The introduction to Reality is Broken was a turbulent vacillation of approval and rejection for me, as I struggled to reconcile some of the points Jane McGonigal presented about video and computer gaming. Although she was quickly able to have my agreement when it came to her insistence that games have the power to effect reality, her portrayal of gaming in general as something other than a distraction from reality is what caused me some confusion. Although I do believe that games have the potential to make the world a better place in very real terms, at the same time, I believe that games in their most base form are pure distractions from reality. This “distraction” is precisely something that Ms. McGonigal stresses as a function of gaming. So how can a distraction be a game-changing, forgive the pun, force for positive social change? The “escapism” that gaming provides could be characterized as a Harry Potter-esque invisibility cloak, to be used when real life gets too hard, too boring, too real. How then do we use an escapism tool as a resource for social change?


Okay, now I’m finished the book. I am not exactly the same person that I was in the previous paragraph, although I am now more confused about who I actually am…


The educational potential for Alternate Reality Games seems truly limitless! I want to check out every single game that she mentioned and get a grip on this world.
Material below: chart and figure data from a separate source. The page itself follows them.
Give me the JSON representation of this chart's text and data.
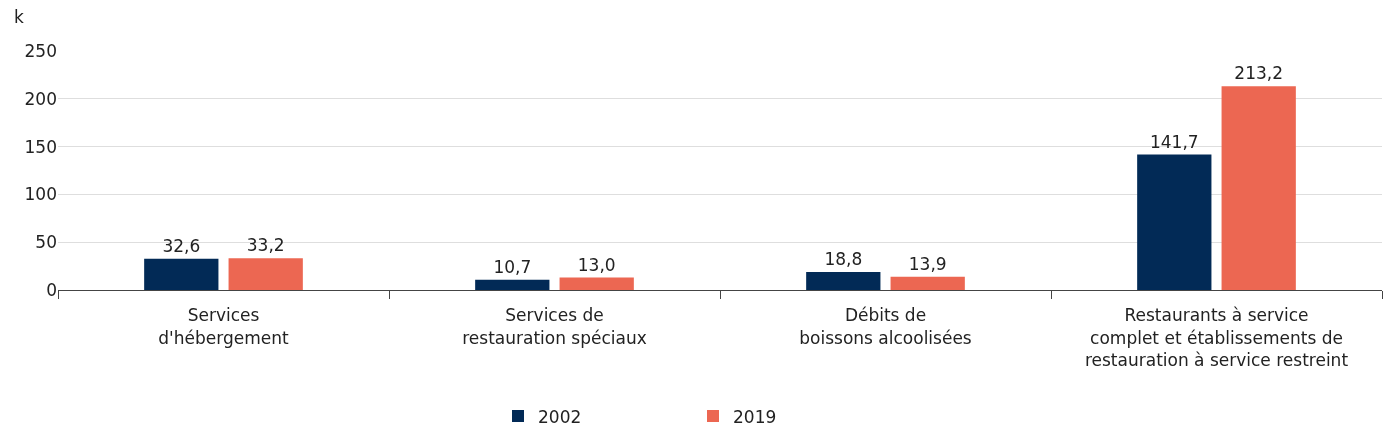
{
  "chart_data": {
    "type": "bar",
    "ylabel": "k",
    "categories": [
      "Services\nd'hébergement",
      "Services de\nrestauration spéciaux",
      "Débits de\nboissons alcoolisées",
      "Restaurants à service\ncomplet et établissements de\nrestauration à service restreint"
    ],
    "series": [
      {
        "name": "2002",
        "color": "#022a56",
        "values": [
          32.6,
          10.7,
          18.8,
          141.7
        ],
        "value_labels": [
          "32,6",
          "10,7",
          "18,8",
          "141,7"
        ]
      },
      {
        "name": "2019",
        "color": "#ec6752",
        "values": [
          33.2,
          13.0,
          13.9,
          213.2
        ],
        "value_labels": [
          "33,2",
          "13,0",
          "13,9",
          "213,2"
        ]
      }
    ],
    "ylim": [
      0,
      250
    ],
    "yticks": [
      0,
      50,
      100,
      150,
      200,
      250
    ],
    "grid": "y",
    "legend": "bottom"
  }
}
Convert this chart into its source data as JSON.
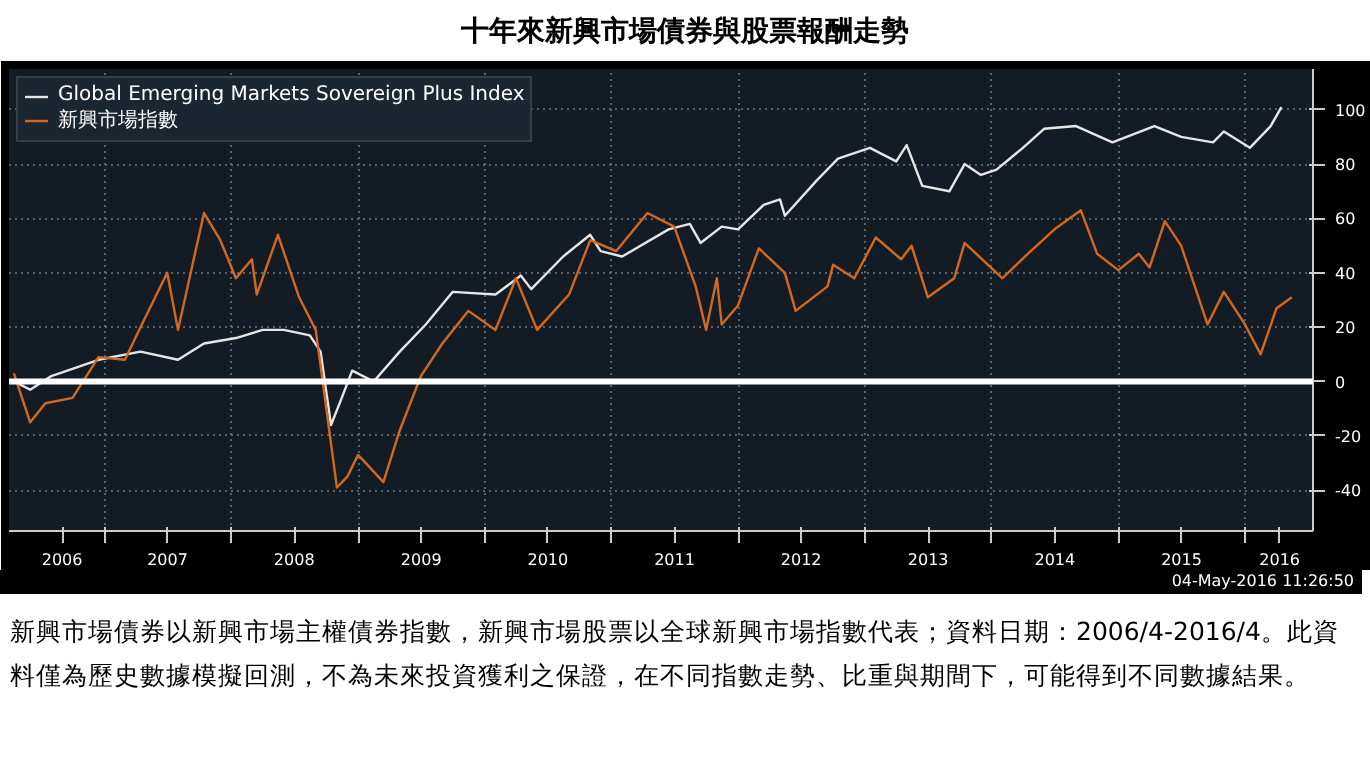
{
  "chart_data": {
    "type": "line",
    "title": "十年來新興市場債券與股票報酬走勢",
    "series": [
      {
        "name": "Global Emerging Markets Sovereign Plus Index",
        "color": "#e6e6e6",
        "x": [
          "2006-04-15",
          "2006-06-01",
          "2006-08-01",
          "2006-12-15",
          "2007-04-15",
          "2007-08-01",
          "2007-10-15",
          "2008-01-15",
          "2008-04-01",
          "2008-06-01",
          "2008-08-15",
          "2008-09-15",
          "2008-10-15",
          "2008-11-15",
          "2008-12-15",
          "2009-02-15",
          "2009-05-01",
          "2009-07-15",
          "2009-10-01",
          "2010-02-01",
          "2010-04-15",
          "2010-05-15",
          "2010-08-15",
          "2010-11-01",
          "2010-12-01",
          "2011-02-01",
          "2011-06-15",
          "2011-08-15",
          "2011-09-15",
          "2011-11-15",
          "2012-01-01",
          "2012-03-15",
          "2012-05-01",
          "2012-05-15",
          "2012-08-15",
          "2012-10-15",
          "2013-01-15",
          "2013-04-01",
          "2013-05-01",
          "2013-06-15",
          "2013-09-01",
          "2013-10-15",
          "2013-12-01",
          "2014-01-15",
          "2014-04-01",
          "2014-06-01",
          "2014-09-01",
          "2014-12-15",
          "2015-04-15",
          "2015-07-01",
          "2015-10-01",
          "2015-11-01",
          "2016-01-15",
          "2016-03-15",
          "2016-04-15"
        ],
        "values": [
          0,
          -3,
          2,
          8,
          11,
          8,
          14,
          16,
          19,
          19,
          17,
          11,
          -16,
          -6,
          4,
          0,
          11,
          21,
          33,
          32,
          39,
          34,
          46,
          54,
          48,
          46,
          56,
          58,
          51,
          57,
          56,
          65,
          67,
          61,
          74,
          82,
          86,
          81,
          87,
          72,
          70,
          80,
          76,
          78,
          86,
          93,
          94,
          88,
          94,
          90,
          88,
          92,
          86,
          94,
          101
        ]
      },
      {
        "name": "新興市場指數",
        "color": "#d2691e",
        "x": [
          "2006-04-15",
          "2006-06-01",
          "2006-07-15",
          "2006-10-01",
          "2006-12-15",
          "2007-03-01",
          "2007-04-15",
          "2007-07-01",
          "2007-08-01",
          "2007-10-15",
          "2007-12-01",
          "2008-01-15",
          "2008-03-01",
          "2008-03-15",
          "2008-05-15",
          "2008-07-15",
          "2008-09-01",
          "2008-11-01",
          "2008-12-01",
          "2009-01-01",
          "2009-03-15",
          "2009-05-01",
          "2009-07-01",
          "2009-09-01",
          "2009-11-15",
          "2010-02-01",
          "2010-04-01",
          "2010-06-01",
          "2010-09-01",
          "2010-11-01",
          "2011-01-15",
          "2011-04-15",
          "2011-07-01",
          "2011-09-01",
          "2011-10-01",
          "2011-11-01",
          "2011-11-15",
          "2012-01-01",
          "2012-03-01",
          "2012-05-15",
          "2012-06-15",
          "2012-09-15",
          "2012-10-01",
          "2012-12-01",
          "2013-02-01",
          "2013-04-15",
          "2013-05-15",
          "2013-07-01",
          "2013-09-15",
          "2013-10-15",
          "2014-02-01",
          "2014-04-15",
          "2014-07-01",
          "2014-09-15",
          "2014-11-01",
          "2015-01-01",
          "2015-03-01",
          "2015-04-01",
          "2015-05-15",
          "2015-07-01",
          "2015-09-15",
          "2015-11-01",
          "2016-01-01",
          "2016-02-15",
          "2016-04-01",
          "2016-05-15"
        ],
        "values": [
          3,
          -15,
          -8,
          -6,
          9,
          8,
          20,
          40,
          19,
          62,
          52,
          38,
          45,
          32,
          54,
          31,
          19,
          -39,
          -35,
          -27,
          -37,
          -18,
          2,
          14,
          26,
          19,
          38,
          19,
          32,
          52,
          48,
          62,
          57,
          35,
          19,
          38,
          21,
          28,
          49,
          40,
          26,
          35,
          43,
          38,
          53,
          45,
          50,
          31,
          38,
          51,
          38,
          47,
          56,
          63,
          47,
          41,
          47,
          42,
          59,
          50,
          21,
          33,
          21,
          10,
          27,
          31
        ]
      }
    ],
    "xlim": [
      "2006-04-01",
      "2016-07-15"
    ],
    "xticks": [
      {
        "value": "2006-09-01",
        "label": "2006"
      },
      {
        "value": "2007-01-01",
        "label": null
      },
      {
        "value": "2007-07-02",
        "label": "2007"
      },
      {
        "value": "2008-01-01",
        "label": null
      },
      {
        "value": "2008-07-01",
        "label": "2008"
      },
      {
        "value": "2009-01-01",
        "label": null
      },
      {
        "value": "2009-07-02",
        "label": "2009"
      },
      {
        "value": "2010-01-01",
        "label": null
      },
      {
        "value": "2010-07-02",
        "label": "2010"
      },
      {
        "value": "2011-01-01",
        "label": null
      },
      {
        "value": "2011-07-02",
        "label": "2011"
      },
      {
        "value": "2012-01-01",
        "label": null
      },
      {
        "value": "2012-07-01",
        "label": "2012"
      },
      {
        "value": "2013-01-01",
        "label": null
      },
      {
        "value": "2013-07-02",
        "label": "2013"
      },
      {
        "value": "2014-01-01",
        "label": null
      },
      {
        "value": "2014-07-02",
        "label": "2014"
      },
      {
        "value": "2015-01-01",
        "label": null
      },
      {
        "value": "2015-07-02",
        "label": "2015"
      },
      {
        "value": "2016-01-01",
        "label": null
      },
      {
        "value": "2016-04-10",
        "label": "2016"
      }
    ],
    "ylim": [
      -55,
      115
    ],
    "yticks": [
      -40,
      -20,
      0,
      20,
      40,
      60,
      80,
      100
    ],
    "ref_lines": [
      {
        "axis": "y",
        "value": 0,
        "color": "#ffffff"
      }
    ],
    "grid": true,
    "legend": "top left",
    "annotations": [
      "04-May-2016 11:26:50",
      "新興市場債券以新興市場主權債券指數，新興市場股票以全球新興市場指數代表；資料日期：2006/4-2016/4。此資料僅為歷史數據模擬回測，不為未來投資獲利之保證，在不同指數走勢、比重與期間下，可能得到不同數據結果。"
    ]
  }
}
Perhaps she has cringed once or twice since Lance Armstrong’s world has become a new reality. Pun again, sorry.


I do think that her reference to the Lydians was interesting. Eat today, play games tomorrow. Sounds like bread and circuses. Perhaps gaming is just that. I would like to believe that gaming has the potential to fix reality, but it would require that a very different group of people play the games. Perhaps CEO’s and heads of state need to play MMOG’s, then maybe the potential of gaming to fix our broken reality could be realized.


I suggest they try Top Secret Dance Off.


Questions.

Isn’t this all just another example of bread and circuses?

How else can crowd sourcing, as in the Guardian case, be used for good? This may be one very real way that gaming can fix reality. Or at least keep a few people honest.


Tony Vieira

Thu, January 24 2013 » futurecinema2_2012

2 Responses

  1. Morgan I.P. Fics January 24 2013 @ 9:01 am

    I also for the most part was torn throughout the book as to how to feel about the subject of McGonigal’s research. Like yourself, the more I read, the more I was convinced about her topic being a force for good, the main focus of which could be used to create a massive movement within the education system. She does mention in her book that some CEOs of major companies are gamers, but casual gamers at best. I worry still that having a CEO compete (in life or death virtual simulations) on a continual basis could possibly create a tyrant. One of the major focuses of positive peace conflict resolution does away with competition. Perhaps having a CEO play the right MMOG would be a good idea, but I shutter at the thought that any HALO squad leader could be a CEO of a fortune 500 company.

  2. Nick January 25 2013 @ 1:33 am

    One significant quote comes to mind while I read McGonigal’s book: “The human mind is inspired enough when it comes to inventing horrors; it is when it tries to invent a heaven that it shows itself cloddish. -Evelyn Waugh

    I feel this quote also provides some insight in response to your first question; whether or not gamification is an example of bread and circuses? I think McGonigal’s crusade for gamification is attempting to introduce structure and mechanisms that go beyond appeasement and/or distraction, but her pollyannaish manner of presenting her arguments appear to overshadow her sophisticated ideas and oversimplify human desires and needs. Do I believe gaming culture can save the world? No. But I do believe they provide users with a way of grappling with the intricacies and ambiguities of reality. And while McGonigal’s rhetoric might lead the reader to regard gaming culture as a solution to keep society happy and their attention diverted away from the problems they face in the real world, ultimately the mechanics of ARGs are demonstrating the first step in the shifting landscape of gaming culture: an awareness and involvement in the real world that reconfigures the act of gaming as participatory rather than a form of solipsistic retreat.